Estimating unsampled viral diversity

Node_Prob_Functions

The file Node_Prob_Functions.R is a compilation of methods which include a coalescence simulator for trees sampled at the same time, conversion of the simulator into a phylo object accepted by apein R, simulation of where an additional unknown sample would fall for an ultrametric tree,and the proportion of samples expected under any internal node in a given phylogenetic tree with a known effective population size.

Methods Included:

For Ultrametric Trees

cosim(n, popsize)

  • Description: Uses the coalescent framework to simulate an ultrametric tree structure. Returns an object with a list of branch lengths, descendants, number of lineages from each node, hash table mapping parent nodes to descendants, total generations, and intervals between branches.
  • Arguments: n-number of samples, popsize-effective population size.

traverse(xhash, node=0)

  • Description: Recursively performs in-order tree traversal.
  • Arguments: xhash-the hash table with key value pairs of nodes and their descendants, node-node to start traversal at, default at 0.

create.phylo(n, popsize)

  • Description: Creates a phylo object accepted by ape using cosim() and traverse() functions for ultrametric trees.
  • Arguments: n-number of samples, popsize-effective population size

interval.sort(tr)

  • Description: returns a matrix with three columns corresponding to length of current interval, origin node for that interval, and number of lineages in that interval respectively.
  • Arguments: tr - a phylo object tree.

interval.pcoal.sort(tr, popsize)

  • Description: Returns the probability of coalescence within an interval for each internal node using an exponential distribution to model probabilities of coalescence.
  • Arguments: tr-a phylo object tree, popsize-effective population size.

one.lin.p(t, popsize)

  • Description: Returns a list of conditional probabilities for each interval of the probability of landing on a specific lineage in an interval given that it didn't coalesce to the tree in a previous interval.
  • Arguments: t-a phylo object tree, popsize- effective population size.

node.prob(t, subtree, popsize)

  • Description: for an internal node, returns the proportion of samples expected to coalesce under this subtree rooted at the internal node.
  • Arguments: t-a phylo object tree, subtree- a phylo object subtree rooted at the node of interest, popsize- effective population size.

drop.t(tr, ndtips, p=TRUE)

  • Description: Returns a phylo object tree with ndtips randomly dropped tips.

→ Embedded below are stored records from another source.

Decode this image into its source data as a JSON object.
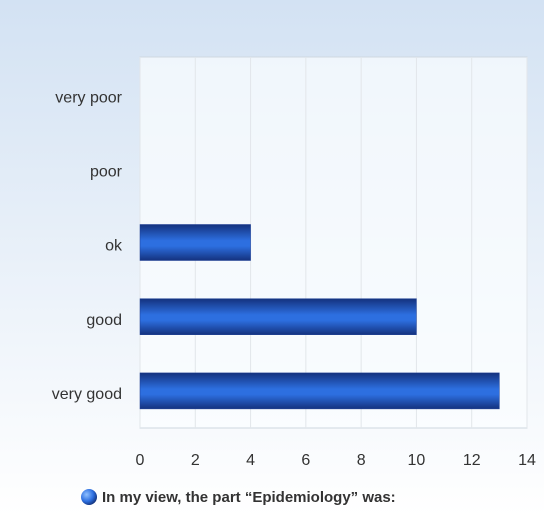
{
  "chart_data": {
    "type": "bar",
    "categories": [
      "very poor",
      "poor",
      "ok",
      "good",
      "very good"
    ],
    "series": [
      {
        "name": "In my view, the part “Epidemiology” was:",
        "color": "#2d6fe0",
        "values": [
          0,
          0,
          4,
          10,
          13
        ]
      }
    ],
    "xlim": [
      0,
      14
    ],
    "xticks": [
      0,
      2,
      4,
      6,
      8,
      10,
      12,
      14
    ],
    "grid": true,
    "legend": "bottom"
  }
}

If p=TRUE, plots the difference between trees.
  • Arguments: t-a phylo object tree, ndtips- number of tips to drop, p-whether to plot the change between trees.

tree.overlay(tr, ndtips)

  • Description: Plots the overerlay between a tree and the resulting tree with ndtips fewer tips.
  • Arguments: tr- a phylo object tree, ndtips- number of tips to drop.

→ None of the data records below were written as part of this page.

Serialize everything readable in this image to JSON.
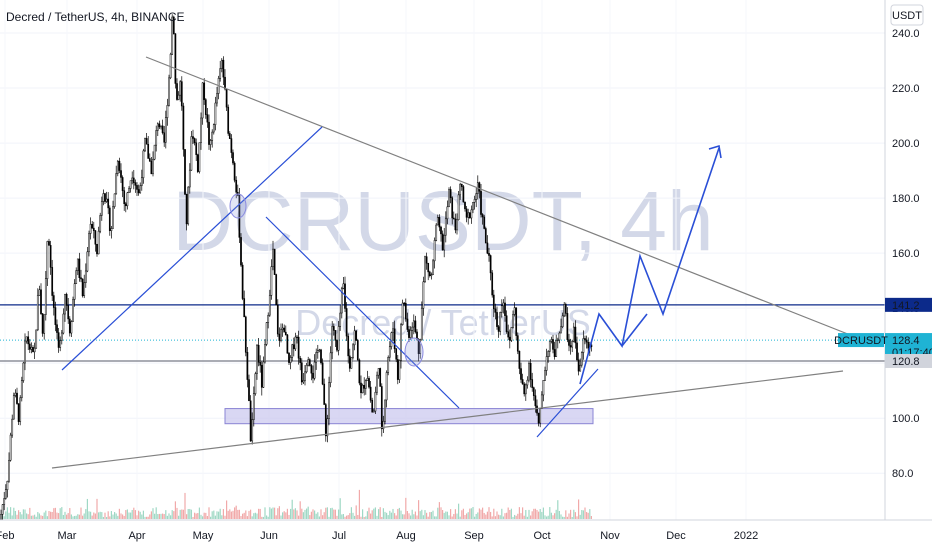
{
  "legend": {
    "title": "Decred / TetherUS, 4h, BINANCE"
  },
  "currency_button": "USDT",
  "watermark": {
    "symbol": "DCRUSDT, 4h",
    "name": "Decred / TetherUS"
  },
  "colors": {
    "candle": "#000000",
    "trendline_blue": "#2a4fd6",
    "resistance_line": "#0c2a8a",
    "trendline_gray": "#808080",
    "support_zone": "#c9c6ee",
    "price_tag": "#1fb3d4"
  },
  "chart_data": {
    "type": "candlestick",
    "ylim": [
      63,
      252
    ],
    "y_ticks": [
      80.0,
      100.0,
      120.0,
      140.0,
      160.0,
      180.0,
      200.0,
      220.0,
      240.0
    ],
    "y_tick_labels": [
      "80.0",
      "100.0",
      "120.0",
      "140.0",
      "160.0",
      "180.0",
      "200.0",
      "220.0",
      "240.0"
    ],
    "x_tick_labels": [
      "Feb",
      "Mar",
      "Apr",
      "May",
      "Jun",
      "Jul",
      "Aug",
      "Sep",
      "Oct",
      "Nov",
      "Dec",
      "2022"
    ],
    "price_path": [
      [
        0,
        63
      ],
      [
        8,
        80
      ],
      [
        14,
        110
      ],
      [
        19,
        100
      ],
      [
        26,
        130
      ],
      [
        34,
        121
      ],
      [
        39,
        150
      ],
      [
        43,
        128
      ],
      [
        48,
        170
      ],
      [
        53,
        142
      ],
      [
        59,
        122
      ],
      [
        65,
        146
      ],
      [
        70,
        132
      ],
      [
        77,
        158
      ],
      [
        83,
        144
      ],
      [
        90,
        172
      ],
      [
        97,
        161
      ],
      [
        103,
        185
      ],
      [
        111,
        168
      ],
      [
        118,
        196
      ],
      [
        125,
        176
      ],
      [
        132,
        190
      ],
      [
        139,
        181
      ],
      [
        145,
        200
      ],
      [
        152,
        190
      ],
      [
        158,
        209
      ],
      [
        164,
        199
      ],
      [
        170,
        229
      ],
      [
        173,
        252
      ],
      [
        176,
        214
      ],
      [
        181,
        223
      ],
      [
        186,
        168
      ],
      [
        192,
        206
      ],
      [
        198,
        191
      ],
      [
        203,
        222
      ],
      [
        210,
        197
      ],
      [
        217,
        218
      ],
      [
        222,
        230
      ],
      [
        228,
        206
      ],
      [
        233,
        194
      ],
      [
        238,
        178
      ],
      [
        243,
        142
      ],
      [
        248,
        112
      ],
      [
        251,
        90
      ],
      [
        257,
        126
      ],
      [
        262,
        112
      ],
      [
        268,
        139
      ],
      [
        273,
        161
      ],
      [
        278,
        128
      ],
      [
        284,
        134
      ],
      [
        289,
        118
      ],
      [
        296,
        132
      ],
      [
        302,
        113
      ],
      [
        308,
        124
      ],
      [
        313,
        116
      ],
      [
        320,
        128
      ],
      [
        326,
        92
      ],
      [
        332,
        134
      ],
      [
        337,
        124
      ],
      [
        343,
        150
      ],
      [
        349,
        118
      ],
      [
        355,
        132
      ],
      [
        361,
        108
      ],
      [
        367,
        117
      ],
      [
        373,
        100
      ],
      [
        379,
        122
      ],
      [
        382,
        92
      ],
      [
        387,
        120
      ],
      [
        393,
        133
      ],
      [
        398,
        114
      ],
      [
        403,
        145
      ],
      [
        408,
        130
      ],
      [
        413,
        136
      ],
      [
        419,
        124
      ],
      [
        425,
        158
      ],
      [
        431,
        150
      ],
      [
        437,
        172
      ],
      [
        443,
        162
      ],
      [
        449,
        182
      ],
      [
        455,
        168
      ],
      [
        461,
        186
      ],
      [
        466,
        171
      ],
      [
        472,
        177
      ],
      [
        478,
        184
      ],
      [
        484,
        168
      ],
      [
        489,
        157
      ],
      [
        493,
        143
      ],
      [
        498,
        132
      ],
      [
        503,
        145
      ],
      [
        509,
        125
      ],
      [
        514,
        142
      ],
      [
        519,
        118
      ],
      [
        524,
        108
      ],
      [
        529,
        120
      ],
      [
        535,
        105
      ],
      [
        539,
        96
      ],
      [
        543,
        114
      ],
      [
        549,
        128
      ],
      [
        555,
        124
      ],
      [
        560,
        134
      ],
      [
        565,
        141
      ],
      [
        569,
        124
      ],
      [
        574,
        132
      ],
      [
        579,
        117
      ],
      [
        584,
        129
      ],
      [
        588,
        126
      ],
      [
        591,
        128
      ]
    ],
    "horizontal_levels": [
      {
        "price": 141.2,
        "style": "solid",
        "color": "#0c2a8a"
      },
      {
        "price": 128.4,
        "style": "dotted",
        "color": "#1fb3d4"
      },
      {
        "price": 120.8,
        "style": "solid",
        "color": "#787b86"
      }
    ],
    "price_tags": [
      {
        "price": 141.2,
        "text": "141.2",
        "bg": "#0c2a8a",
        "fg": "#ffffff"
      },
      {
        "price": 128.4,
        "text": "128.4",
        "bg": "#1fb3d4",
        "fg": "#ffffff"
      },
      {
        "price": 120.8,
        "text": "120.8",
        "bg": "#d1d4dc",
        "fg": "#131722"
      }
    ],
    "countdown": "01:17:40",
    "symbol_tag": "DCRUSDT"
  }
}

For Simulation (of Ultrametric Trees)

lins.in.interval(t, ints=interval.sort(t))

  • Description: Returns a hash table with the lineage names in each interval. The interval serves as the key and is denoted by the node at the left boundary of the interval. The lineages in it are values, denoted to the first top or node to the right of the interval boundary.
  • Arguments: t-a phylo object tree, ints-a matrix of sorted intervals returned by the interval.sort(t) method.

interval.sim(t, popsize, numsim=1000)

  • Description: Returns a list of average proportion of times a new, unknown sample would land under a particular node. Does this through storing a matrix of numsim rows and number of nodes columns and recording where a randomly added sample falls.
  • Arguments: t-a phylo object tree, popsize- effective population size, numsim- number of simulations desired.

For Time Sampled Trees

dist.to.root(t)

  • Description: Returns a matrix of node or tip label and the corresponding distance to the root of the tree, ordered by decreasing distance.
  • Arguments: t-a phylo object tree.

nu.interval.sort(t)

  • Description: returns a matrix with three columns corresponding to length of current interval, origin node for that interval, and number of lineages in that interval respectively.
  • Arguments: tr-a phylo object tree.

nu.pcoal.cont(t, popsize)

  • Description: Returns the probability of coalescence within an interval for each internal node using an exponential distribution to model probabilities of coalescence.
  • Arguments: tr-a phylo object tree, popsize-effective population size.

nu.one.lin.p(t, popsize)

  • Description: Returns a list of conditional probabilities for each interval of the probability of landing on a specific lineage in an interval given that it didn't coalesce to the tree in a previous interval.
  • Arguments: t-a phylo object tree, popsize- effective population size.

nu.node.prob(t, subtree, popsize)

  • Description: for an internal node, returns the proportion of samples expected to coalesce under this subtree rooted at the internal node.
  • Arguments: t-a phylo object tree, subtree- a phylo object subtree rooted at the node of interest, popsize- effective population size.